Question 3.1: For the amplifier given in Fig. 3.8, the DC drain current (b...
For the amplifier given in Fig. 3.8, the DC drain current (bias) of the transistor is I_D = 150 \mu A, therefore V_{DS} = 1.5 V. For this operating point the smallsignal parameters are g_m = 2 mS , C_{dg} = 20 fF, C_{gs} = 90 fF, and g_{ds} = 30 \mu S. The parasitic capacitance of the output node is assumed to be 10 fF.
The low-frequency gain and the pole frequency can be calculated from (3.5) and (3.4b) as
s_0=+\frac{g_m}{C_{dg}}and s_p=-\frac{G_o}{C_o}=-\frac{(g_{ds}+G_L)}{(C_{op}+C_{dg}+C_L)} (3.4 b)
A_v(0)=-\frac{g_m}{G_o}=-\frac{g_m}{(G_L+g_{dg})} (3.5)
A_v(0)=-\frac{2\times 10^{-3}}{(3\times 10^{-6}\times 10^{-4})}=-15.38\Rightarrow 23.74 dB
f_p=\frac{1}{2\pi}\frac{(30\times 10^{-6}+10^{-4})}{2\pi (10\times 10^{-15}+20\times 10^{-15}+50\times 10^{-15})}=258.7 MHz
The input conductance for this frequency calculated from (3.11) is
g_{mi}(\omega_p)=\frac{g_{mi}(\omega\rightarrow \infty)}{2}=\frac{1}{2}\frac{C_{dg}}{C_o}(g_m+G_o\frac{C_{dg}}{C_o}) (3.11)
g_{mi}(f_p)=\frac{1}{2}\frac{20\times 10^{-15}}{80\times 10^{-15}}(2\times 10^{-3}+10^{-4}\frac{20\times 10^{-15}}{80\times 10^{-15}})=0.253\times 10^{-3}siemens
which corresponds to an input resistance of 3.95 kΩ! Even for one-tenth of the pole frequency, the input conductance is still high and can be calculated from (3.9a) as 4.95 μS,
g_{mi}(\omega)=\frac{C_{dg}}{C_o}(g_m+G_o\frac{C_{dg}}{C_o})\frac{1}{(\omega_p/\omega)+1} (3.9 a)
which corresponds to an input resistance of 200 kΩ.
This example proves that the input conductance of a common-source MOS amplifier has a frequency-dependent resistive component and this resistance can drop to considerably low values – which influences the output load of the previous stage or the signal source.
It is obvious that especially for high internal impedance signal sources, this frequency-dependent input conductance of the amplifier has to be taken into account.
Note that the input capacitance of the amplifier is the sum of C_{gs}, C_{dg} and C_{mi}.
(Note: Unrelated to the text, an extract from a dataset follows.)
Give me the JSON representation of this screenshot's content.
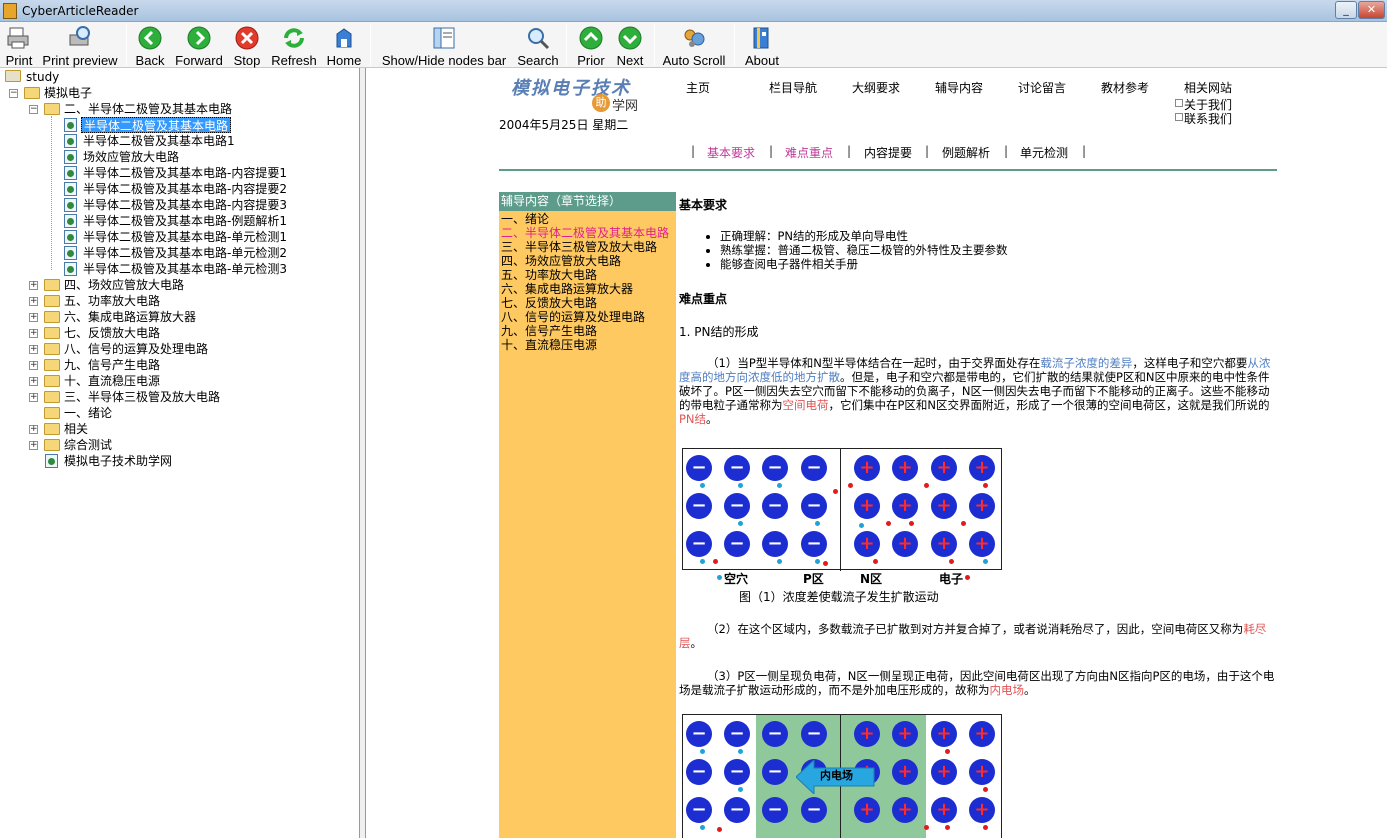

In Fig. 3.7(b) the variation of the Miller capacitance is plotted as a function of ω.
It shows that the third component of the input capacitance has a value proportional to {g_m}/{G_o}
that is the magnitude of the Miller capacitance at low frequencies, and is usually high.
For the example given above, the value of the Miller capacitance is
C_{mi}(0)=C_{dg}\frac{g_m}{G_o}=20\times 10^{-15}\frac{2\times 10^{-3}}{130\times 10^{-6}}=307.7 fF
and the total input capacitance is
C_i=C_{gs}+C_{dg}+C_{mi}=90+20+307.7=417.7 fF
of which the dominant part is the Miller capacitance.
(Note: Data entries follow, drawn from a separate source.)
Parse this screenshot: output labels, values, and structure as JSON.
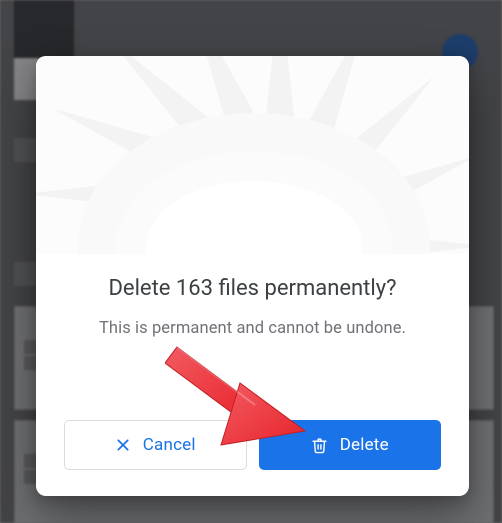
{
  "dialog": {
    "title": "Delete 163 files permanently?",
    "subtitle": "This is permanent and cannot be undone.",
    "cancel_label": "Cancel",
    "delete_label": "Delete"
  },
  "colors": {
    "primary": "#1a73e8",
    "text": "#3c4043",
    "muted": "#6f7378",
    "border": "#dadce0"
  },
  "annotation": {
    "arrow_color": "#ee3c43"
  }
}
C_i capacitively loads the previous stage (or the driving signal source).
This high capacitive load affects the high-frequency performance of the previous stage and is the main reason for the deterioration of the high-frequency gain of multi-stage amplifiers.
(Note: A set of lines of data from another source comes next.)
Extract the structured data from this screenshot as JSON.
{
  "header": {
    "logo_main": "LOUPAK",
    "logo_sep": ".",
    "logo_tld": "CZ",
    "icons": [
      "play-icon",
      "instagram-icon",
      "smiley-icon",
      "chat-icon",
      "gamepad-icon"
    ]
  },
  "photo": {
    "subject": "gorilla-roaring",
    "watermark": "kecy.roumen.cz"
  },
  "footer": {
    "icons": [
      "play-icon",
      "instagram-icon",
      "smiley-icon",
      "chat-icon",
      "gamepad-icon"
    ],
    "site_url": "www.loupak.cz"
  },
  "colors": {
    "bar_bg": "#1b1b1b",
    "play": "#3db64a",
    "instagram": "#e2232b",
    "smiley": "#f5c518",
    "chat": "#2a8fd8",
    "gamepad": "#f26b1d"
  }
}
In Fig. 3.9, the PSpice simulation results are shown for the amplifier given in Fig. 3.8.
The transistor is an AMS 0.6 μ NMOS device with L = 0.6 μm, W = 60 μm.
The drain current is 150 μA.
Small-signal parameters of this transistor are approximately equal to the values used in the example.
The frequency axes for the magnitude and phase characteristics (Fig. 3.9(a) and 3.9(b)) are intentionally drawn up to 30 GHz, to see the effects of the zero of the gain function.
The variations of the input admittance and the input capacitance, which is the sum of C_{gs}, C_{dg} and the C_{mi} Miller capacitance are given in Fig. 3.9(c) and (d).
The simulation results reasonably agree with the values calculated using the analytical expressions.